• hive中sql解析出对应表和字段的实现


    import java.io.IOException;
    import java.util.HashMap;
    import java.util.HashSet;
    import java.util.Map;
    import java.util.Set;
    import java.util.Stack;
    import java.util.TreeMap;
    
    import org.apache.hadoop.hive.ql.parse.ASTNode;
    import org.apache.hadoop.hive.ql.parse.BaseSemanticAnalyzer;
    import org.apache.hadoop.hive.ql.parse.HiveParser;
    import org.apache.hadoop.hive.ql.parse.ParseDriver;
    import org.apache.hadoop.hive.ql.parse.ParseException;
    import org.apache.hadoop.hive.ql.parse.SemanticException;
    /**
     * 目的:获取AST中的表,列,以及对其所做的操作,如SELECT,INSERT
     * 重点:获取SELECT操作中的表和列的相关操作。其他操作这判断到表级别。
     * 实现思路:对AST深度优先遍历,遇到操作的token则判断当前的操作,
     *                     遇到TOK_TAB或TOK_TABREF则判断出当前操作的表,遇到子句则压栈当前处理,处理子句。
     *                    子句处理完,栈弹出。 
     *
     */
    public class HiveParse {
        
        private  static final String UNKNOWN = "UNKNOWN";
        private Map<String, String> alias = new HashMap<String, String>();
        private Map<String, String> cols = new TreeMap<String, String>();
        private Map<String, String> colAlais = new TreeMap<String, String>();
        private Set<String> tables = new HashSet<String>();
        private Stack<String> tableNameStack = new Stack<String>();
        private Stack<Oper> operStack = new Stack<Oper>();
        private String nowQueryTable = "";//定义及处理不清晰,修改为query或from节点对应的table集合或许好点。目前正在查询处理的表可能不止一个。

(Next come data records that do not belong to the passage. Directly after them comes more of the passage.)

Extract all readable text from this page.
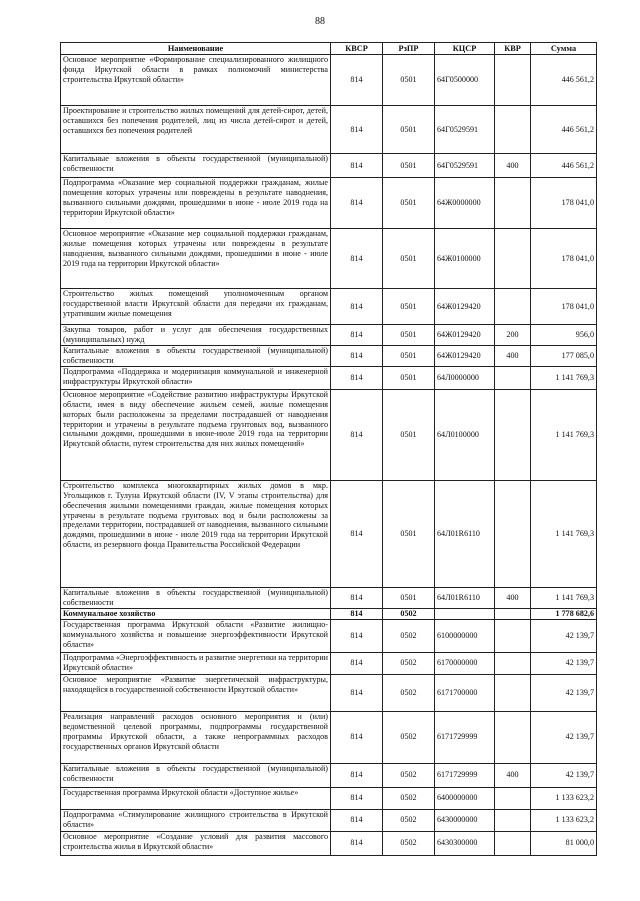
88
Наименование	КВСР	РзПР	КЦСР	КВР	Сумма
Основное мероприятие «Формирование специализированного жилищного фонда Иркутской области в рамках полномочий министерства строительства Иркутской области»	814	0501	64Г0500000		446 561,2
Проектирование и строительство жилых помещений для детей-сирот, детей, оставшихся без попечения родителей, лиц из числа детей-сирот и детей, оставшихся без попечения родителей	814	0501	64Г0529591		446 561,2
Капитальные вложения в объекты государственной (муниципальной) собственности	814	0501	64Г0529591	400	446 561,2
Подпрограмма «Оказание мер социальной поддержки гражданам, жилые помещения которых утрачены или повреждены в результате наводнения, вызванного сильными дождями, прошедшими в июне - июле 2019 года на территории Иркутской области»	814	0501	64Ж0000000		178 041,0
Основное мероприятие «Оказание мер социальной поддержки гражданам, жилые помещения которых утрачены или повреждены в результате наводнения, вызванного сильными дождями, прошедшими в июне - июле 2019 года на территории Иркутской области»	814	0501	64Ж0100000		178 041,0
Строительство жилых помещений уполномоченным органом государственной власти Иркутской области для передачи их гражданам, утратившим жилые помещения	814	0501	64Ж0129420		178 041,0
Закупка товаров, работ и услуг для обеспечения государственных (муниципальных) нужд	814	0501	64Ж0129420	200	956,0
Капитальные вложения в объекты государственной (муниципальной) собственности	814	0501	64Ж0129420	400	177 085,0
Подпрограмма «Поддержка и модернизация коммунальной и инженерной инфраструктуры Иркутской области»	814	0501	64Л0000000		1 141 769,3
Основное мероприятие «Содействие развитию инфраструктуры Иркутской области, имея в виду обеспечение жильем семей, жилые помещения которых были расположены за пределами пострадавшей от наводнения территории и утрачены в результате подъема грунтовых вод, вызванного сильными дождями, прошедшими в июне-июле 2019 года на территории Иркутской области, путем строительства для них жилых помещений»	814	0501	64Л0100000		1 141 769,3
Строительство комплекса многоквартирных жилых домов в мкр. Угольщиков г. Тулуна Иркутской области (IV, V этапы строительства) для обеспечения жилыми помещениями граждан, жилые помещения которых утрачены в результате подъема грунтовых вод и были расположены за пределами территории, пострадавшей от наводнения, вызванного сильными дождями, прошедшими в июне - июле 2019 года на территории Иркутской области, из резервного фонда Правительства Российской Федерации	814	0501	64Л01R6110		1 141 769,3
Капитальные вложения в объекты государственной (муниципальной) собственности	814	0501	64Л01R6110	400	1 141 769,3
Коммунальное хозяйство	814	0502			1 778 682,6
Государственная программа Иркутской области «Развитие жилищно-коммунального хозяйства и повышение энергоэффективности Иркутской области»	814	0502	6100000000		42 139,7
Подпрограмма «Энергоэффективность и развитие энергетики на территории Иркутской области»	814	0502	6170000000		42 139,7
Основное мероприятие «Развитие энергетической инфраструктуры, находящейся в государственной собственности Иркутской области»	814	0502	6171700000		42 139,7
Реализация направлений расходов основного мероприятия и (или) ведомственной целевой программы, подпрограммы государственной программы Иркутской области, а также непрограммных расходов государственных органов Иркутской области	814	0502	6171729999		42 139,7
Капитальные вложения в объекты государственной (муниципальной) собственности	814	0502	6171729999	400	42 139,7
Государственная программа Иркутской области «Доступное жилье»	814	0502	6400000000		1 133 623,2
Подпрограмма «Стимулирование жилищного строительства в Иркутской области»	814	0502	6430000000		1 133 623,2
Основное мероприятие «Создание условий для развития массового строительства жилья в Иркутской области»	814	0502	6430300000		81 000,0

        private Oper oper ;
        private boolean joinClause = false;
    
        private enum Oper {
            SELECT, INSERT, DROP, TRUNCATE, LOAD, CREATETABLE, ALTER
        }
        public Set<String> parseIteral(ASTNode ast) {
            Set<String> set= new HashSet<String>();//当前查询所对应到的表集合
            prepareToParseCurrentNodeAndChilds(ast);
            set.addAll(parseChildNodes(ast));
            set.addAll(parseCurrentNode(ast ,set));
            endParseCurrentNode(ast);
            return set;
        }
        private void endParseCurrentNode(ASTNode ast){
            if (ast.getToken() != null) {
                switch (ast.getToken().getType()) {//join 从句结束,跳出join
                    case HiveParser.TOK_RIGHTOUTERJOIN:
                    case HiveParser.TOK_LEFTOUTERJOIN:
                    case HiveParser.TOK_JOIN:
                        joinClause = false;
                        break;
                    case HiveParser.TOK_QUERY:
                        break;
                    case HiveParser.TOK_INSERT:
                    case HiveParser.TOK_SELECT:
                        nowQueryTable = tableNameStack.pop();
                        oper = operStack.pop();
                        break;
                }
            }
        }
        private Set<String> parseCurrentNode(ASTNode ast, Set<String> set){
            if (ast.getToken() != null) {
                switch (ast.getToken().getType()) {
                case HiveParser.TOK_TABLE_PARTITION:
    //            case HiveParser.TOK_TABNAME:
                    if (ast.getChildCount() != 2) {
                        String table = BaseSemanticAnalyzer
                                .getUnescapedName((ASTNode) ast.getChild(0));
                        if (oper == Oper.SELECT) {
                            nowQueryTable = table;
                        }
                        tables.add(table + "	" + oper);
                    }
                    break;
    
                case HiveParser.TOK_TAB:// outputTable
                    String tableTab = BaseSemanticAnalyzer
                            .getUnescapedName((ASTNode) ast.getChild(0));
                    if (oper == Oper.SELECT) {
                        nowQueryTable = tableTab;
                    }
                    tables.add(tableTab + "	" + oper);
                    break;
                case HiveParser.TOK_TABREF:// inputTable
                    ASTNode tabTree = (ASTNode) ast.getChild(0);
                    String tableName = (tabTree.getChildCount() == 1) ? BaseSemanticAnalyzer
                            .getUnescapedName((ASTNode) tabTree.getChild(0))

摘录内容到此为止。